Ученый подвел его к двери.
– Сюда, – сказал он, все еще недоуменно глядя на мальчика, но уже с растущим отвращением и брезгливостью, порожденной равнодушием. – Я отведу тебя к ней.
Колючие глаза, чужие на этом детском лице, оглядели комнату и остановились на столе, с которого еще не были убраны остатки обеда.
– Дай! – жадно сказал мальчик.
– Разве она не накормила тебя?
– Так ведь завтра я опять буду голодный. Я каждый день голодный.
Почувствовав, что его больше не держат, он прыгнул к столу, точно хищный зверек, и крепко прижал к лохмотьям на груди хлеб и кусок мяса.
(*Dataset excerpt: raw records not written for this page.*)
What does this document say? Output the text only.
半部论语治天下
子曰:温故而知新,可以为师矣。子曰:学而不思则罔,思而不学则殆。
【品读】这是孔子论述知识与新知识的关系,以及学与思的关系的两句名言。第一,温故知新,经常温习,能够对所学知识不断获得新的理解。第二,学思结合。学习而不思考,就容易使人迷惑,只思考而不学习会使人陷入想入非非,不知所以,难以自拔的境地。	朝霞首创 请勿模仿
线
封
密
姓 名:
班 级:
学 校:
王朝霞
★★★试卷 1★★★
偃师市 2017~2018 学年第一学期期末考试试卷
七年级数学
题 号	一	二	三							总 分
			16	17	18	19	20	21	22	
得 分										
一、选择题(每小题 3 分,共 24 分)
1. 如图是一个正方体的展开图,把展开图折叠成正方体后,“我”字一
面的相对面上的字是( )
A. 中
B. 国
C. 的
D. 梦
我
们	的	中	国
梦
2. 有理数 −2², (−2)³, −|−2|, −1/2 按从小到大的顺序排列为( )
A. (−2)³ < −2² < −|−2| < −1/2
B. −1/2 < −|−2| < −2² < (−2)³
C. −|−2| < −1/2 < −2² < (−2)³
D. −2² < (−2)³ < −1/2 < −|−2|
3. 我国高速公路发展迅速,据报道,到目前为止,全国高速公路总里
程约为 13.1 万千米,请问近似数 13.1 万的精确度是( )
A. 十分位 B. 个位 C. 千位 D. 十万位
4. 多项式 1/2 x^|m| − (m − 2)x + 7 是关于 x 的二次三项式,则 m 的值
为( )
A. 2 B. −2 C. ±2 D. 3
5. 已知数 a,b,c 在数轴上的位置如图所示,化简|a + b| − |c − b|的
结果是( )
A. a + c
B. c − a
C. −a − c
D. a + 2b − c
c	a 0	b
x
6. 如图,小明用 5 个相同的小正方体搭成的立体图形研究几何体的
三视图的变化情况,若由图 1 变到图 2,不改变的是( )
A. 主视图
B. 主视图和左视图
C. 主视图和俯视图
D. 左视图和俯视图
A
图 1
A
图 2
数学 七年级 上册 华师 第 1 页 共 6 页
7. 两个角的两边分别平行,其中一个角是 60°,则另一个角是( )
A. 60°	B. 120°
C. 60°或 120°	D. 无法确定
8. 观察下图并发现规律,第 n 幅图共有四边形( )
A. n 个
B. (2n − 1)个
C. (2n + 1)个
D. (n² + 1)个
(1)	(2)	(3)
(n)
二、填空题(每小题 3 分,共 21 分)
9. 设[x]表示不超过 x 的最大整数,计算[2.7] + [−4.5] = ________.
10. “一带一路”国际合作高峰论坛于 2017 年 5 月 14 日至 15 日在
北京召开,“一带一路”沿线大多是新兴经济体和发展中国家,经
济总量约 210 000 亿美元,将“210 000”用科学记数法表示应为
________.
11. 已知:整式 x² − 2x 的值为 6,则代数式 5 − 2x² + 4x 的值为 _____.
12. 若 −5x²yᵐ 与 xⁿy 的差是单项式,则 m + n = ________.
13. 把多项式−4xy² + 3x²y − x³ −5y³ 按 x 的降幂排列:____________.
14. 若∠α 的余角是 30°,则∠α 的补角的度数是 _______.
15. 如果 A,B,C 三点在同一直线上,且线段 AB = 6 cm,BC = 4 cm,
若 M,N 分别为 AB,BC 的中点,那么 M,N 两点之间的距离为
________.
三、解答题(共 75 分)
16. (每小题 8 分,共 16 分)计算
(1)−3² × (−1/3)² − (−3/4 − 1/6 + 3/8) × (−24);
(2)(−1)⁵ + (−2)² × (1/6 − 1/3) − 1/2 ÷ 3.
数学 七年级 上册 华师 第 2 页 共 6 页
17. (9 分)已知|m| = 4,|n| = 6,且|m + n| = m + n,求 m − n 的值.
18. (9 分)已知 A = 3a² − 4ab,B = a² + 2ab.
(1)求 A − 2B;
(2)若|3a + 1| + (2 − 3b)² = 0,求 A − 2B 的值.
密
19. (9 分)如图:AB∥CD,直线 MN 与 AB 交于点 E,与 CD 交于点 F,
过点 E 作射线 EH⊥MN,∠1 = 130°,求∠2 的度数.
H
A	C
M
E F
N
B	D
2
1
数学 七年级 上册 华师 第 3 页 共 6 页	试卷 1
– Вот! Теперь веди меня к той женщине!
Ученый вдруг понял, что ему противно дотронуться до этого оборвыша, и, жестом приказав мальчику следовать за ним, уже хотел переступить порог, но вздрогнул и остановился.
«Прими от меня дар и неси его всем и всюду, куда бы ты ни пошел!»
Эти слова призрака донеслись до него с порывом ветра, и он весь похолодел.
– Я не пойду туда сегодня, – прошептал он чуть слышно. – Я никуда сегодня не пойду. Мальчик! Иди прямо по этому сводчатому коридору, минуешь высокую темную дверь, выйдешь во двор и там увидишь в окне огонь.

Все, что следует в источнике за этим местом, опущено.